Cangold security holders and other interested parties are advised to read the materials relating to the proposed Arrangement, including the Letter Agreement, that will be filed by Cangold with securities regulatory authorities in Canada when they become available. Anyone may obtain copies of these documents when available free of charge at the Canadian Securities Administrators’ website at www.sedar.com. The Arrangement is subject to approval of the Toronto Stock Exchange and applicable filings with the NYSE MKT (in respect of Great Panther) and the TSX Venture Exchange (in respect of Cangold).
Assuming that all requisite approvals are received, the parties expect to close the proposed acquisition prior to the end of May 2015.
This announcement is for informational purposes only and does not constitute a solicitation or a proxy.
This news release does not constitute an offer to sell or a solicitation of an offer to buy any of the securities. The securities have not been and will not be registered under the United States Securities Act of 1933, as amended (the “U.S. Securities Act”), or any state securities laws and may not be offered or sold within the United States or to, or for the account or the benefit of, U.S. persons (as defined in Regulation S under the U.S. Securities Act) unless registered under the U.S. Securities Act and applicable state securities laws or an exemption from such registration is available.
About Great Panther
Great Panther Silver Limited is a primary silver mining and exploration company listed on the Toronto Stock Exchange trading under the symbol GPR, and on the NYSE MKT trading under the symbol GPL. Great Panther’s current activities are focused on the mining of precious metals from its two wholly-owned operating mines in Mexico: the Guanajuato Mine Complex, which includes the San Ignacio satellite mine, and the Topia Mine in Durango. Great Panther also has two exploration projects in Mexico, El Horcon and Santa Rosa, and is pursuing additional mining opportunities in the Americas.

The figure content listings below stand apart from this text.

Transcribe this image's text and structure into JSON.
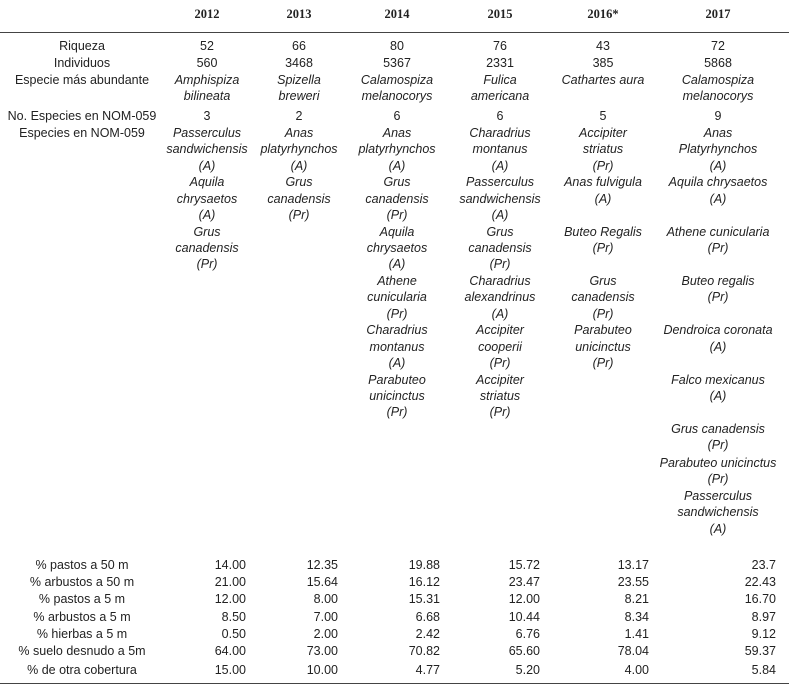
{
  "table": {
    "columns": [
      "2012",
      "2013",
      "2014",
      "2015",
      "2016*",
      "2017"
    ],
    "rows": [
      {
        "label": "Riqueza",
        "cells": [
          "52",
          "66",
          "80",
          "76",
          "43",
          "72"
        ]
      },
      {
        "label": "Individuos",
        "cells": [
          "560",
          "3468",
          "5367",
          "2331",
          "385",
          "5868"
        ]
      },
      {
        "label": "Especie más abundante",
        "cells": [
          [
            "Amphispiza",
            "bilineata"
          ],
          [
            "Spizella",
            "breweri"
          ],
          [
            "Calamospiza",
            "melanocorys"
          ],
          [
            "Fulica",
            "americana"
          ],
          [
            "Cathartes aura"
          ],
          [
            "Calamospiza",
            "melanocorys"
          ]
        ]
      },
      {
        "label": "No. Especies en NOM-059",
        "cells": [
          "3",
          "2",
          "6",
          "6",
          "5",
          "9"
        ]
      }
    ],
    "species_row": {
      "label": "Especies en NOM-059",
      "cells": [
        [
          [
            "Passerculus",
            "sandwichensis",
            "(A)"
          ],
          [
            "Aquila",
            "chrysaetos",
            "(A)"
          ],
          [
            "Grus",
            "canadensis",
            "(Pr)"
          ]
        ],
        [
          [
            "Anas",
            "platyrhynchos",
            "(A)"
          ],
          [
            "Grus",
            "canadensis",
            "(Pr)"
          ]
        ],
        [
          [
            "Anas",
            "platyrhynchos",
            "(A)"
          ],
          [
            "Grus",
            "canadensis",
            "(Pr)"
          ],
          [
            "Aquila",
            "chrysaetos",
            "(A)"
          ],
          [
            "Athene",
            "cunicularia",
            "(Pr)"
          ],
          [
            "Charadrius",
            "montanus",
            "(A)"
          ],
          [
            "Parabuteo",
            "unicinctus",
            "(Pr)"
          ]
        ],
        [
          [
            "Charadrius",
            "montanus",
            "(A)"
          ],
          [
            "Passerculus",
            "sandwichensis",
            "(A)"
          ],
          [
            "Grus",
            "canadensis",
            "(Pr)"
          ],
          [
            "Charadrius",
            "alexandrinus",
            "(A)"
          ],
          [
            "Accipiter",
            "cooperii",
            "(Pr)"
          ],
          [
            "Accipiter",
            "striatus",
            "(Pr)"
          ]
        ],
        [
          [
            "Accipiter",
            "striatus",
            "(Pr)"
          ],
          [
            "Anas fulvigula",
            "(A)"
          ],
          [
            "Buteo Regalis",
            "(Pr)"
          ],
          [
            "Grus",
            "canadensis",
            "(Pr)"
          ],
          [
            "Parabuteo",
            "unicinctus",
            "(Pr)"
          ]
        ],
        [
          [
            "Anas",
            "Platyrhynchos",
            "(A)"
          ],
          [
            "Aquila chrysaetos",
            "(A)"
          ],
          [
            "Athene cunicularia",
            "(Pr)"
          ],
          [
            "Buteo regalis",
            "(Pr)"
          ],
          [
            "Dendroica coronata",
            "(A)"
          ],
          [
            "Falco mexicanus",
            "(A)"
          ],
          [
            "Grus canadensis",
            "(Pr)"
          ],
          [
            "Parabuteo unicinctus",
            "(Pr)"
          ],
          [
            "Passerculus",
            "sandwichensis",
            "(A)"
          ]
        ]
      ]
    },
    "cover_rows": [
      {
        "label": "% pastos a 50 m",
        "cells": [
          "14.00",
          "12.35",
          "19.88",
          "15.72",
          "13.17",
          "23.7"
        ]
      },
      {
        "label": "% arbustos a 50 m",
        "cells": [
          "21.00",
          "15.64",
          "16.12",
          "23.47",
          "23.55",
          "22.43"
        ]
      },
      {
        "label": "% pastos a 5 m",
        "cells": [
          "12.00",
          "8.00",
          "15.31",
          "12.00",
          "8.21",
          "16.70"
        ]
      },
      {
        "label": "% arbustos a 5 m",
        "cells": [
          "8.50",
          "7.00",
          "6.68",
          "10.44",
          "8.34",
          "8.97"
        ]
      },
      {
        "label": "% hierbas a 5 m",
        "cells": [
          "0.50",
          "2.00",
          "2.42",
          "6.76",
          "1.41",
          "9.12"
        ]
      },
      {
        "label": "% suelo desnudo a 5m",
        "cells": [
          "64.00",
          "73.00",
          "70.82",
          "65.60",
          "78.04",
          "59.37"
        ]
      },
      {
        "label": "% de otra cobertura",
        "cells": [
          "15.00",
          "10.00",
          "4.77",
          "5.20",
          "4.00",
          "5.84"
        ]
      }
    ]
  }
}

Cangold Limited is a junior exploration company engaged in the exploration and development of gold projects in Mexico and Canada. Cangold’s primary focus is advancing the Guadalupe de los Reyes Gold-Silver Project in Sinaloa, Mexico towards the pre-feasibility stage. Cangold also owns a 100% interest in the past-producing Argosy Gold Mine in northwestern Ontario and the prospective Plomo Gold Project in Sonora State, Mexico.